Jepsen suggests the following definition: P3 occurs when transaction Ti performs a read of predicate P such that VSet(P) includes some version xi. Then transaction Tj writes version xj. At least one of xi or xj match P. Both Ti and Tj may commit or abort.

P3 is defined in terms of a total order of events, and makes implicit assumptions about time and state that may not hold true. For instance, if Ti committed before Tj began, it would be odd if Tj performed a pair of predicate reads which did not, then did, reflect Ti. This is clearly not a repeatable predicate read, but because Ti is not concurrent with Tj, it does not meet this definition of P3. For this reason, Jepsen prefers G2.

Literature

Phantom comes from the ANSI SQL standard, which says:

P3 (“Phantom”): SQL-transaction T1 reads the set of rows N that satisfy some <search condition>. SQL-transaction T2 then executes SQL-statements that generate one or more rows that satisfy the <search condition> used by SQL-transaction T1. If SQL-transaction T1 then repeats the initial read with the same <search condition>, it obtains a different collection of rows.

This description is famously bad. Is the final sentence meant to be an example, or required? What about deletes? What about a write that causes a row to no longer match the search condition? In 1995 Berenson et al summarized the problems with ANSI SQL’s definitions and offered two possible interpretations of Phantom. The strict interpretation, A3, requires two reads of P, and that both transactions commit. The broad interpretation, P1, requires only one read, and covers any combination of commits and aborts.

  • P3: r1[P] … w2[y in P] … ((c1 or a1) and (c2 or a2) in any order)
  • A3: r1[P] … w2[y in P] … c2 … r1[P] … c1

Both A3 and P3 prevent a specific pattern that leads to a transaction observing different values for a repeated predicate read. However, A3 fails to prevent many predicate-related anomalies. Imagine Ti withdraws $10 from account x, Tj performs a predicate read of all accounts, and Ti deposits $10 to account y. The predicate read observes a state of the world in which the sum of all accounts is negative, rather than zero. It sees part, but not all, of Ti’s effects.

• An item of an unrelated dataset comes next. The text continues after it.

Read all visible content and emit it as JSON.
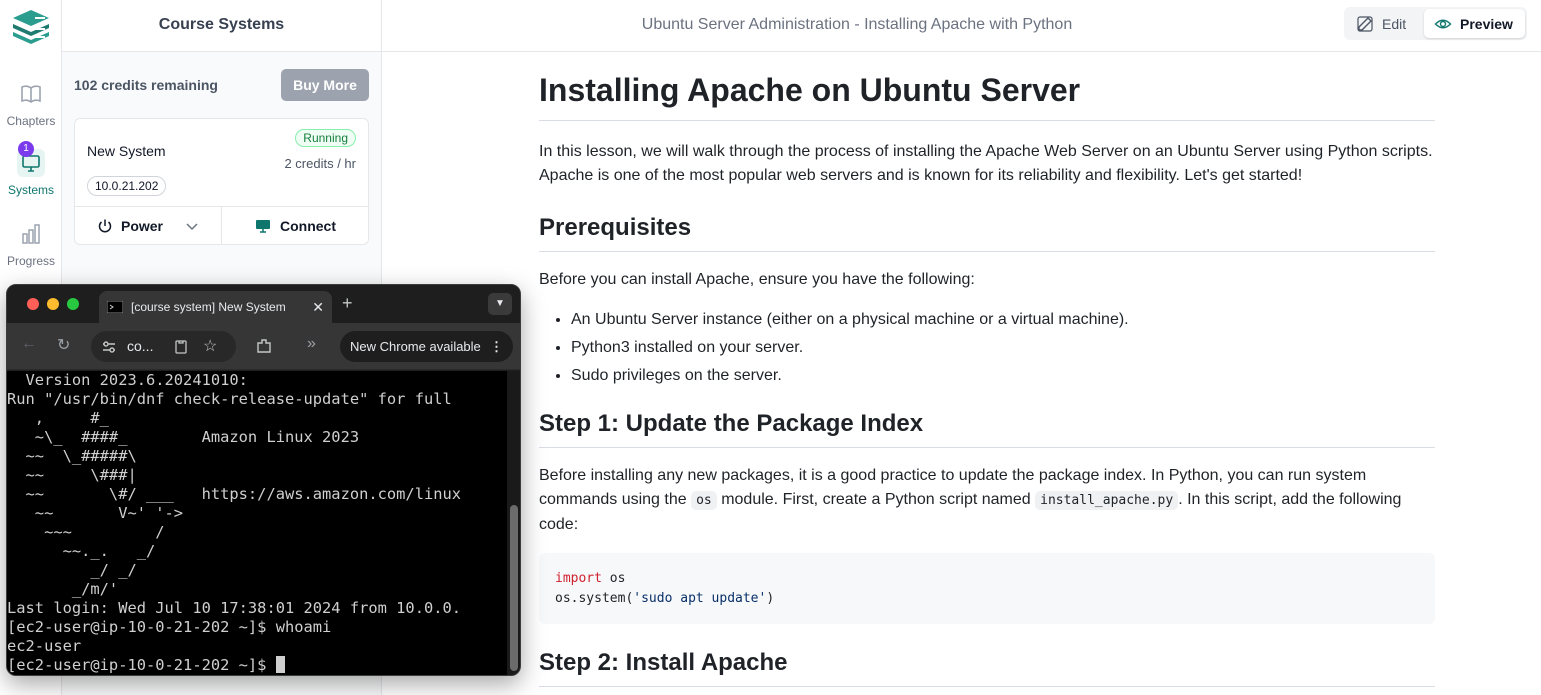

P3, by contrast, prevents this.

As of 2024 the ANSI standard’s definition of isolation levels is unchanged. Whether or Phantom includes deletions remains unspecified. Berenson et al argue P3 is the correct interpretation, and Jepsen concurs.

See Also

Adya’s G2 captures “what we think the standard meant to say” in more general and precise terms. The Adya formalism relies on dataflow, rather than assuming a single database state with real-time order. P3 is also arguably broader than necessary: it still occurs even if both writer and reader abort. G2-item, by contrast, applies only to committed transactions.